We run a lot of Claude Code sessions. At any given time there might be six or eight open, across different repos, different tasks, sometimes different agents working in parallel. Each session spawns its own MCP server processes for the tools it uses. For most tools, this is fine. For Quarry, which loads a 200MB ONNX embedding model into memory, it meant six copies of the same model sitting in RAM doing nothing.

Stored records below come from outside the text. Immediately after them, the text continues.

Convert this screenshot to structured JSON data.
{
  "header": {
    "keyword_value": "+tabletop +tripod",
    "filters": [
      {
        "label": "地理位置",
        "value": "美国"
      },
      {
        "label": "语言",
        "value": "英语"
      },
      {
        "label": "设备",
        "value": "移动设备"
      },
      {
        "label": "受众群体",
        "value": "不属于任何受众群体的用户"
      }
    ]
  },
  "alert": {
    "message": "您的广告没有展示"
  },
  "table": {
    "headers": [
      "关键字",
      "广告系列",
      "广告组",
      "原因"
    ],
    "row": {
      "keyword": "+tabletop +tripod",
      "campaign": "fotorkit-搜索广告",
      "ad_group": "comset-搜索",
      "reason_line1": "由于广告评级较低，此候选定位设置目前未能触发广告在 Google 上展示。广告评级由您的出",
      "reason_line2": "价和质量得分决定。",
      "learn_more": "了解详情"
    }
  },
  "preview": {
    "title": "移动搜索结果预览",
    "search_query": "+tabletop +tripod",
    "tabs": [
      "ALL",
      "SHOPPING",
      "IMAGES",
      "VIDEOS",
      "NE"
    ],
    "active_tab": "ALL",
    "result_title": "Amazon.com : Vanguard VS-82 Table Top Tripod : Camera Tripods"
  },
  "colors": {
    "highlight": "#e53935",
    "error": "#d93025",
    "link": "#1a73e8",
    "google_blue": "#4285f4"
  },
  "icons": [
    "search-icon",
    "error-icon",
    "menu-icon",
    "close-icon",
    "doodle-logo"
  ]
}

We built all of our tools as Python MCP servers first, one heavy server per session, and we were focused on getting the functionality right, not on what happens when eight sessions each spawn one. Then the machine started struggling under the memory multiplication, and that pressure is what pushed us to build a proxy and move the heavy state into shared daemons. We took the problem in the wrong order: functionality first, resource shape second. This post shares the order we actually went in, not a clean design we had up front. What we landed on is not “thick or thin.” It is two separate questions. How heavy and session-agnostic is the resource the server owns? And how much per-session context must the MCP server itself carry? The answers point to three shapes, and we run all three.

The debate we walked into

The journey started with an argument that was already running when we joined it. A widely shared Medium post argues that CLIs beat MCP for coding agents, and the reasoning deserves to be stated fairly [1]. MCP front-loads every tool’s schema into the context window at session start. A typical GitHub MCP server exposes around 90 tools and costs roughly 55,000 tokens of schema before the agent does anything. A CLI starts at zero context and reads --help on demand for a few hundred tokens. Models are fluent in shell from their training data, where git, gh, and jq appear constantly, whereas MCP tool schemas do not appear in that data at all. The post cites a benchmark across GitHub tasks where the CLI approach ran close to 100% reliable at 1,365 to 8,750 tokens per task, against MCP at about 72% reliable and 32,000 to 82,000 tokens [1]. The author is Phil at Rentier Digital, building on Peter Steinberger’s OpenClaw work.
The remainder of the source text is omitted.